Thursday, November 01, 2007

Fourth Circuit rules on Medicare overpayment issue

In MACKENZIE MEDICAL SUPPLY v. LEAVITT, MacKenzie sought to reverse the Secretary of the United States Department of Health and Human Services’ (the Secretary) determination that it overpaid MacKenzie $508,747.57 in Medicare reimbursement payments for135 power wheelchairs that MacKenzie provided to Medicare recipients. The Secretary argued that MacKenzie was liable for the overpayment because a post-payment audit revealed that insufficient medical documentation existed to establish the medical necessity of providing each power wheelchair at issue. In its defense, MacKenzie argued that the documentation that it submitted for reimbursement, in the form of certificates of medical necessity (CMN) , sufficed to qualify for reimbursement.

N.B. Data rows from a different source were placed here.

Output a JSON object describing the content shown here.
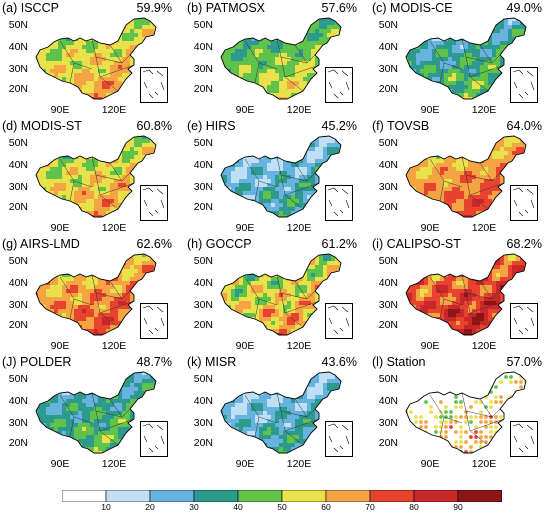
{
  "panels": [
    {
      "label": "(a) ISCCP",
      "percent": "59.9%",
      "scheme": 5,
      "varia": 0.9
    },
    {
      "label": "(b) PATMOSX",
      "percent": "57.6%",
      "scheme": 4,
      "varia": 0.8
    },
    {
      "label": "(c) MODIS-CE",
      "percent": "49.0%",
      "scheme": 3,
      "varia": 1.1
    },
    {
      "label": "(d) MODIS-ST",
      "percent": "60.8%",
      "scheme": 5,
      "varia": 1.0
    },
    {
      "label": "(e) HIRS",
      "percent": "45.2%",
      "scheme": 2,
      "varia": 1.2
    },
    {
      "label": "(f) TOVSB",
      "percent": "64.0%",
      "scheme": 6,
      "varia": 0.8
    },
    {
      "label": "(g) AIRS-LMD",
      "percent": "62.6%",
      "scheme": 6,
      "varia": 1.0
    },
    {
      "label": "(h) GOCCP",
      "percent": "61.2%",
      "scheme": 5,
      "varia": 1.3
    },
    {
      "label": "(i) CALIPSO-ST",
      "percent": "68.2%",
      "scheme": 7,
      "varia": 1.3
    },
    {
      "label": "(J) POLDER",
      "percent": "48.7%",
      "scheme": 3,
      "varia": 1.0
    },
    {
      "label": "(k) MISR",
      "percent": "43.6%",
      "scheme": 2,
      "varia": 1.1
    },
    {
      "label": "(l) Station",
      "percent": "57.0%",
      "scheme": 5,
      "varia": 1.0,
      "station": true
    }
  ],
  "axes": {
    "lat_labels": [
      "50N",
      "40N",
      "30N",
      "20N"
    ],
    "lon_labels": [
      "90E",
      "120E"
    ]
  },
  "colorbar": {
    "levels": [
      "10",
      "20",
      "30",
      "40",
      "50",
      "60",
      "70",
      "80",
      "90"
    ],
    "colors": [
      "#ffffff",
      "#bfe0f4",
      "#67b3e0",
      "#2e9a8f",
      "#5fc24a",
      "#e8e14a",
      "#f5a443",
      "#e8432e",
      "#c8282a",
      "#8f1416"
    ]
  }
}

MacKenzie went through various levels of appeal, but it was found that MacKenzie had ignored various regulations and statements from HHS "which advised suppliers that if clinical records were not available to support a CMN, payment could be denied." MacKenzie was not without fault, and,therefore, was not entitled to a waiver of liability under Medicare Part B’s safe harbor provision. In other words, MacKenzie was required to pay back the entire amount.

The appeal eventually reached the Fourth Circuit and the Court began by noting that a CMN is not sufficient it and of itself to establish medical necessity under the regulations. Even if a supplier has a physician order on file, failure of the patient’s medical records to substantiate the condition for which Medicare approves reimbursement may nonetheless subject the supplier to liability for repayment of that reimbursement to the Medicare program, and possibly to civil and criminal penalties.

Hence, the Fourth Circuit affirmed the dertermination below.